With a two-dimensional grid of 100×100, there can be 10000 investors participating in each round.

Association Rules and Prediction Rules for Financial Data Mining

We analyzed two stocks, AAPL and AMD, using data sourced from Yahoo Finance. Daily returns were computed for both stocks. For AAPL, the report examined the w-day Exponential Moving Average (EMA), Cumulative Distribution Function (CDF), and Probability Density Function (PDF). Mean-Variance Analysis was then applied to both AAPL and AMD to determine the optimal portfolio. Additionally, the study focused on association rules, with emphasis on four metrics: confidence, geometric mean, arithmetic mean, and rule power factor. The report concluded that geometric mean and rule power factor are better suited to assess association rule quality, as they consider both rule frequency and accuracy.

Predicting Air Quality In India Based On Time Series Model

Air pollution poses a significant threat to human health. To address its negative impact, it is essential to quantify and predict air pollution levels and implement appropriate policies and measures. Since the AQI index serves as a measure for air pollution, this article aims to predict AQI using Time Series Models. Initially, we built a SARIMA model to train and predict Indian AQI. Subsequently, we developed an Intervention Model to modify the SARIMA model to account for the significant impact of COVID-19. Our experiments demonstrate that the Intervention Model leads to a substantial improvement in prediction accuracy, making the combination of the Intervention Model and the original SARIMA Model highly desirable.
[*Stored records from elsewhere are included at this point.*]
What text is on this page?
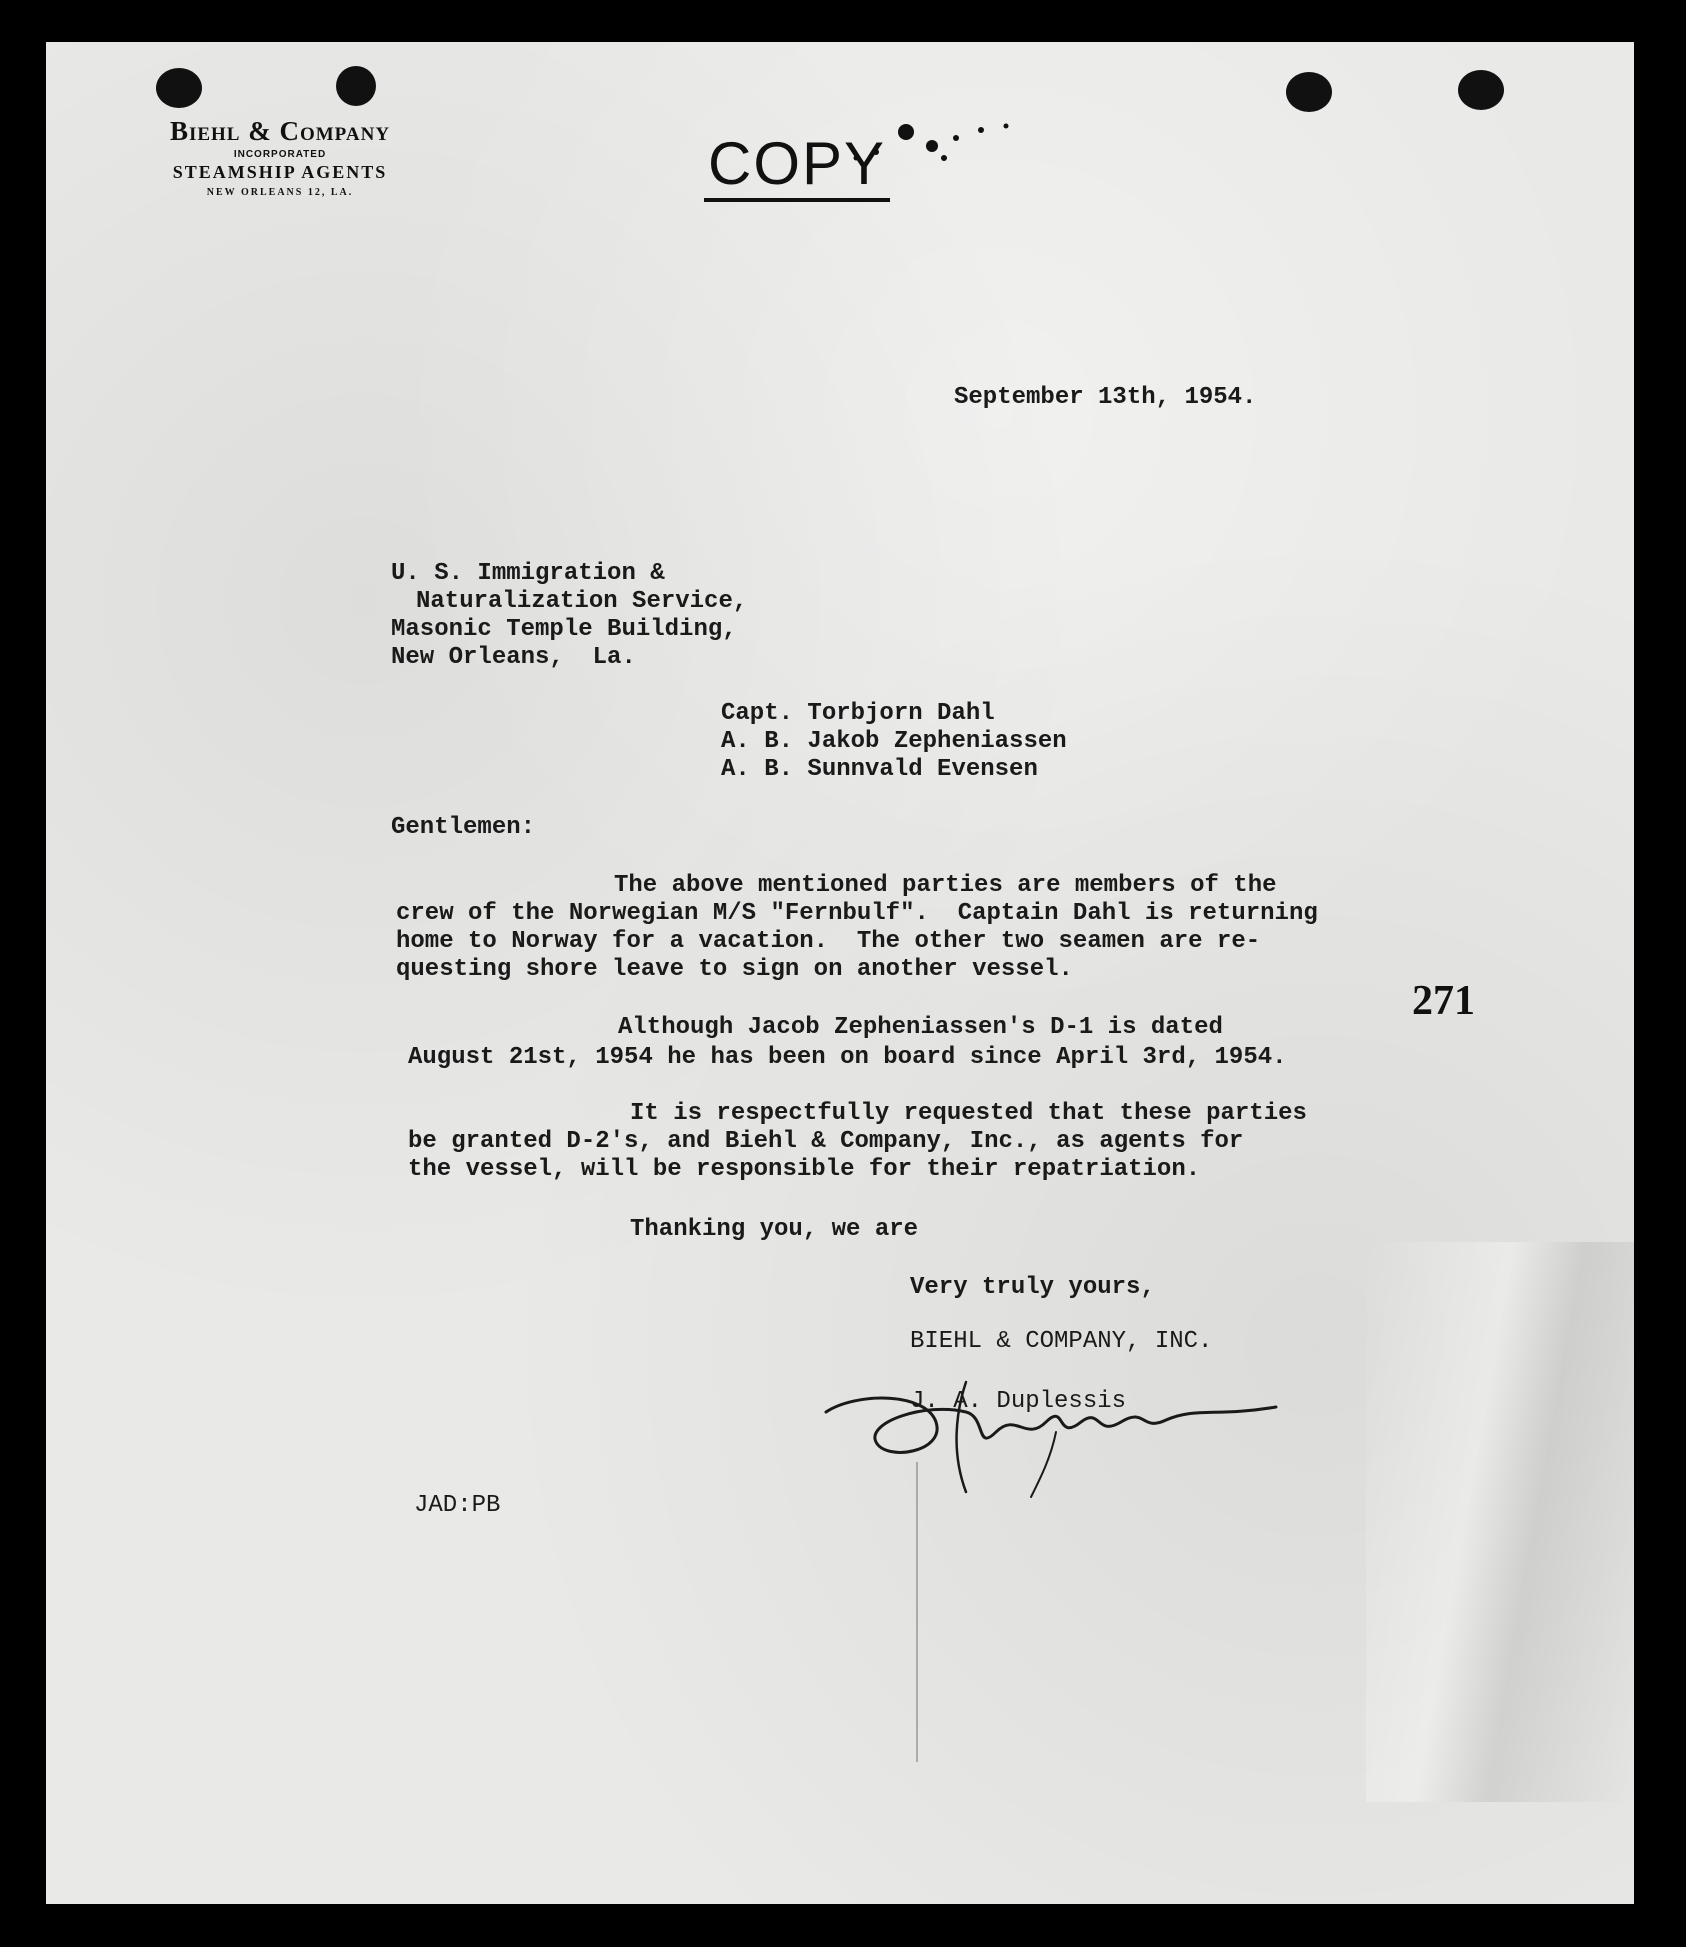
Biehl & Company
INCORPORATED
STEAMSHIP AGENTS
NEW ORLEANS 12, LA.	COPY
September 13th, 1954.
U. S. Immigration &
Naturalization Service,
Masonic Temple Building,
New Orleans,  La.
Capt. Torbjorn Dahl
A. B. Jakob Zepheniassen
A. B. Sunnvald Evensen
Gentlemen:
The above mentioned parties are members of the
crew of the Norwegian M/S "Fernbulf".  Captain Dahl is returning
home to Norway for a vacation.  The other two seamen are re-
questing shore leave to sign on another vessel.
271
Although Jacob Zepheniassen's D-1 is dated
August 21st, 1954 he has been on board since April 3rd, 1954.
It is respectfully requested that these parties
be granted D-2's, and Biehl & Company, Inc., as agents for
the vessel, will be responsible for their repatriation.
Thanking you, we are
Very truly yours,
BIEHL & COMPANY, INC.
J. A. Duplessis
JAD:PB
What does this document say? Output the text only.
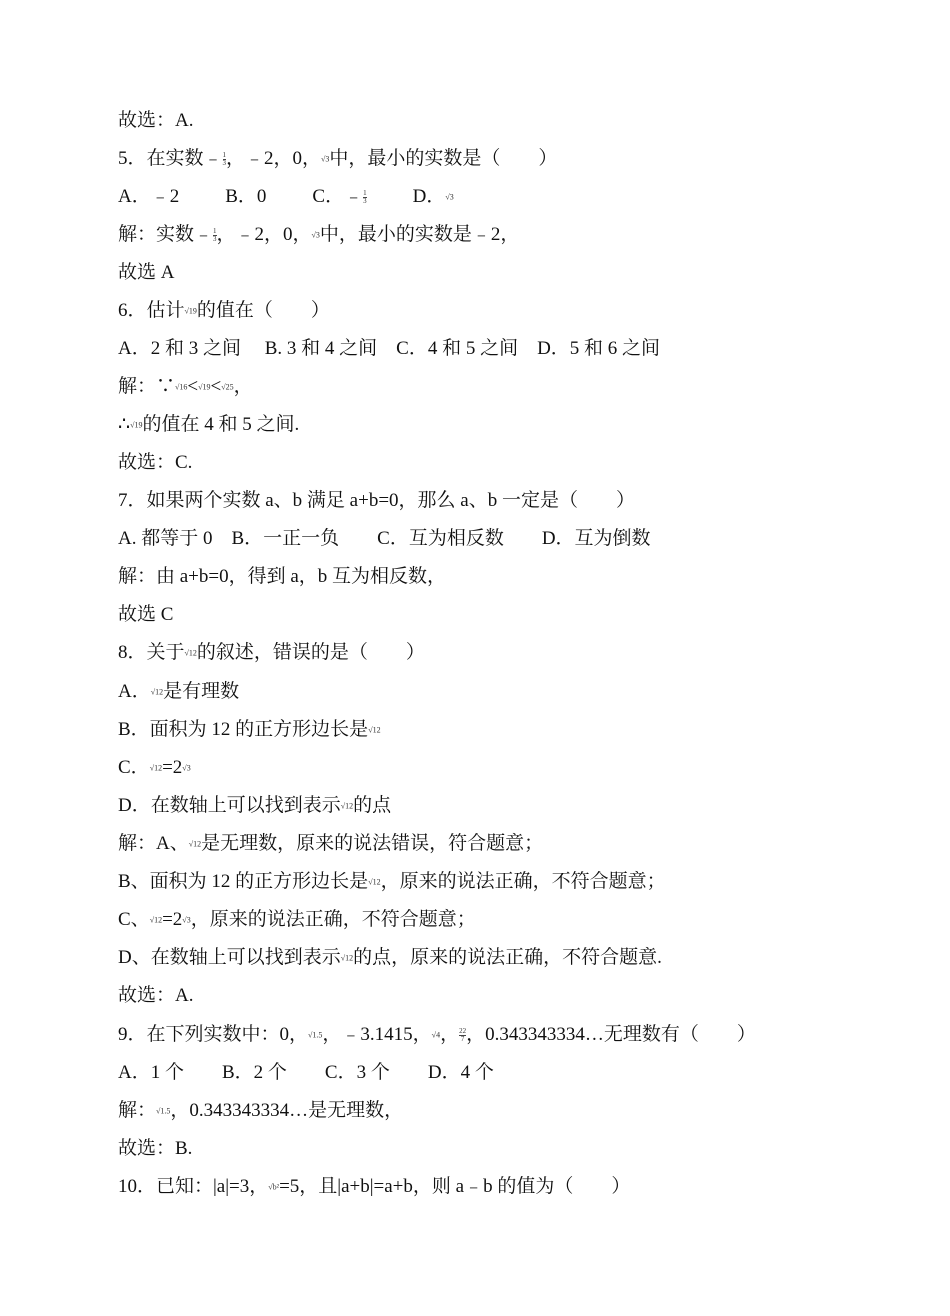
故选：A.
5．在实数﹣ $\frac{1}{3}$ ，﹣2，0，√3中，最小的实数是（　　）
A．﹣2 B．0 C．﹣ $\frac{1}{3}$ D．√3
解：实数﹣ $\frac{1}{3}$ ，﹣2，0，√3中，最小的实数是﹣2，
故选 A
6．估计√19的值在（　　）
A．2 和 3 之间　 B. 3 和 4 之间　C．4 和 5 之间　D．5 和 6 之间
解：∵√16<√19<√25，
∴√19的值在 4 和 5 之间.
故选：C.
7．如果两个实数 a、b 满足 a+b=0，那么 a、b 一定是（　　）
A. 都等于 0　B．一正一负　　C．互为相反数　　D．互为倒数
解：由 a+b=0，得到 a，b 互为相反数，
故选 C
8．关于√12的叙述，错误的是（　　）
A．√12是有理数
B．面积为 12 的正方形边长是√12
C．√12=2√3
D．在数轴上可以找到表示√12的点
解：A、√12是无理数，原来的说法错误，符合题意；
B、面积为 12 的正方形边长是√12，原来的说法正确，不符合题意；
C、√12=2√3，原来的说法正确，不符合题意；
D、在数轴上可以找到表示√12的点，原来的说法正确，不符合题意.
故选：A.
9．在下列实数中：0，√1.5，﹣3.1415，√4， $\frac{22}{7}$ ，0.343343334…无理数有（　　）
A．1 个 B．2 个 C．3 个 D．4 个
解：√1.5，0.343343334…是无理数，
故选：B.
10．已知：|a|=3，√b²=5，且|a+b|=a+b，则 a﹣b 的值为（　　）
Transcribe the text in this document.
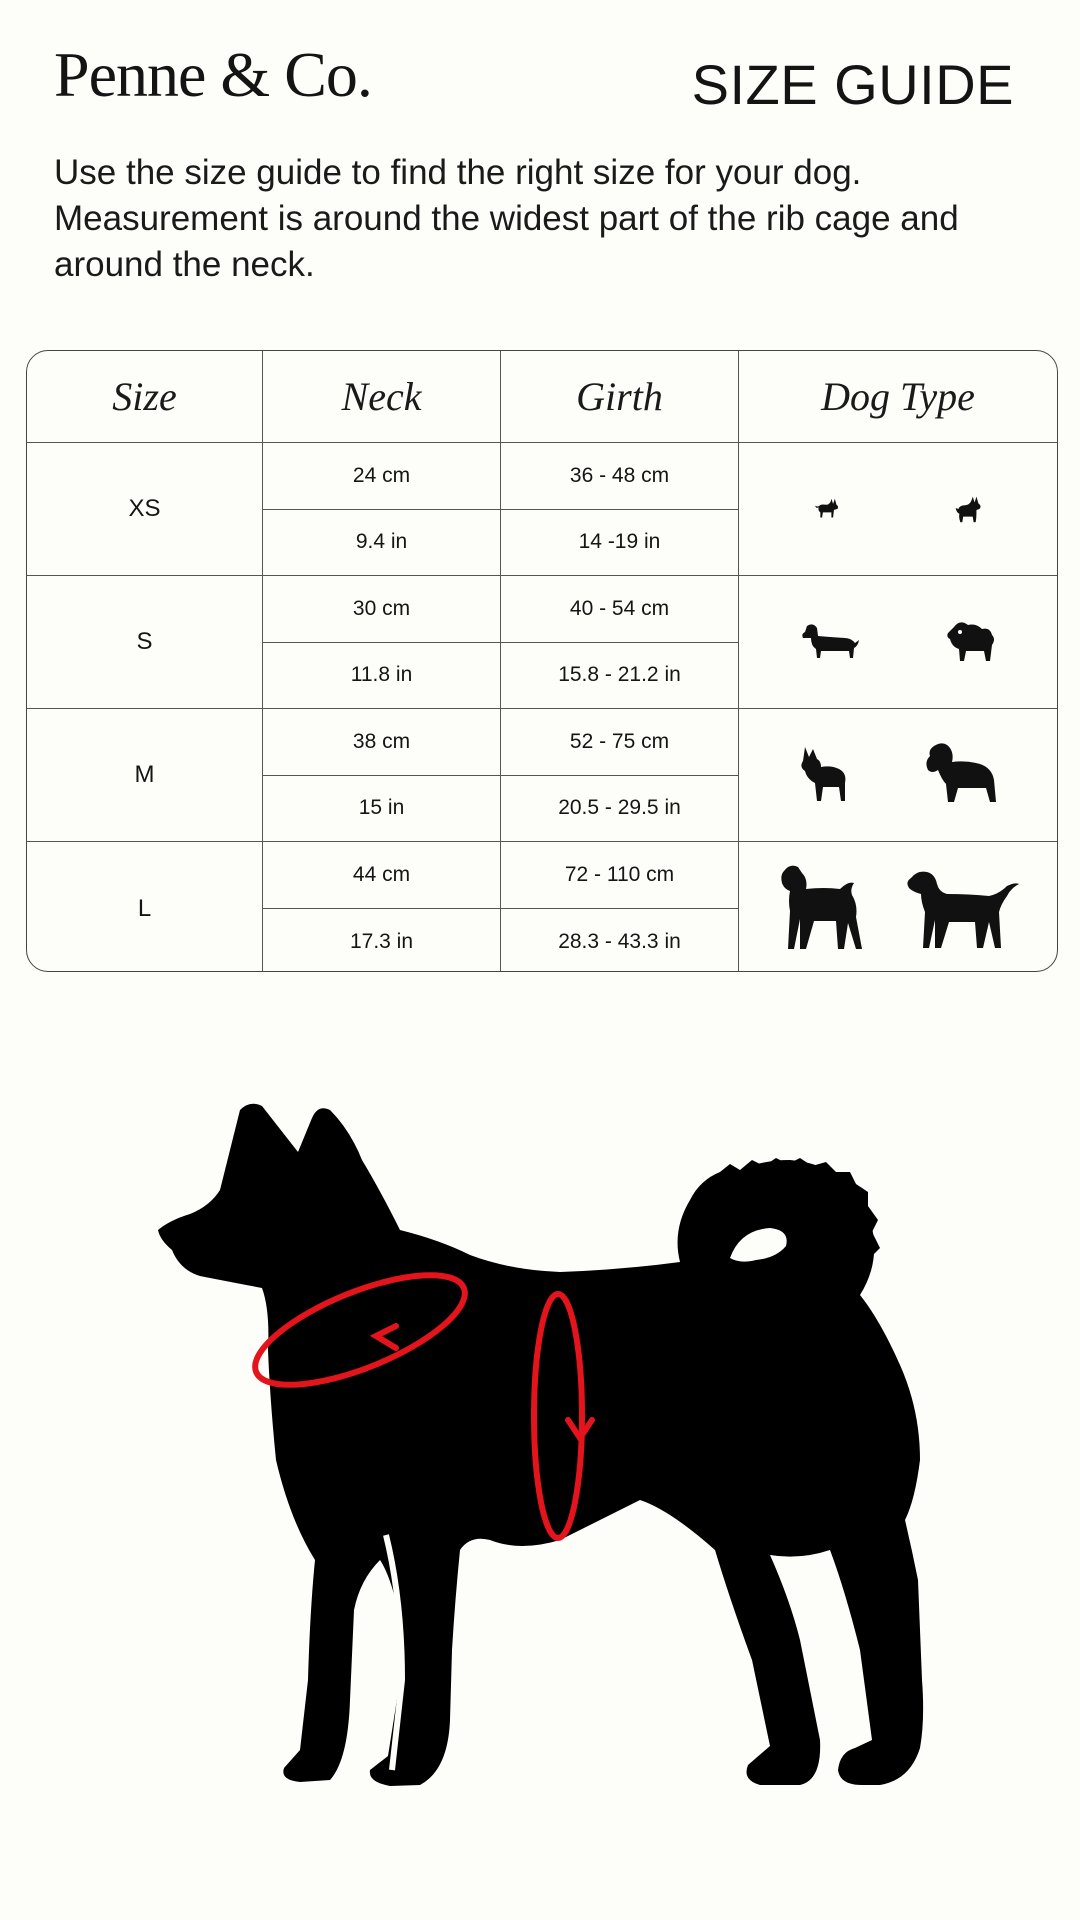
Penne & Co.	SIZE GUIDE
Use the size guide to find the right size for your dog. Measurement is around the widest part of the rib cage and around the neck.
Size	Neck	Girth	Dog Type
XS
24 cm	36 - 48 cm
9.4 in	14 -19 in
S
30 cm	40 - 54 cm
11.8 in	15.8 - 21.2 in
M
38 cm	52 - 75 cm
15 in	20.5 - 29.5 in
L
44 cm	72 - 110 cm
17.3 in	28.3 - 43.3 in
The MAPE for the Intervention Model was 26%.

AQI Calculation Stream.

Multi-factor Stock Selection Strategy With Different Models

In our study, we aimed to address the limitations of traditional stock modeling techniques by incorporating a larger number of explanatory variables and utilizing a range of advanced modeling techniques, including Logistic Regression, Random Forest, SVM, LSTM, and ensemble methods such as voting and boosting. Our comprehensive set of quantitative trading models was evaluated using several performance indicators, such as Annual Return, Sharpe Ratio, Maximum Drawdown, and Win Rate. Our results indicate that Random Forest performed the best among the single-model trading approaches, while the multi-model combination based on Logistic Regression + Gradient Boost achieved the highest Annual Return and Win Rate. Moreover, the trading model based on Logistic Regression + Gradient Boost + Random Forest had the highest Sharpe Ratio and Maximum Drawdown. Our findings suggest that incorporating a larger number of factors and utilizing advanced modeling techniques can significantly improve the performance of quantitative trading models.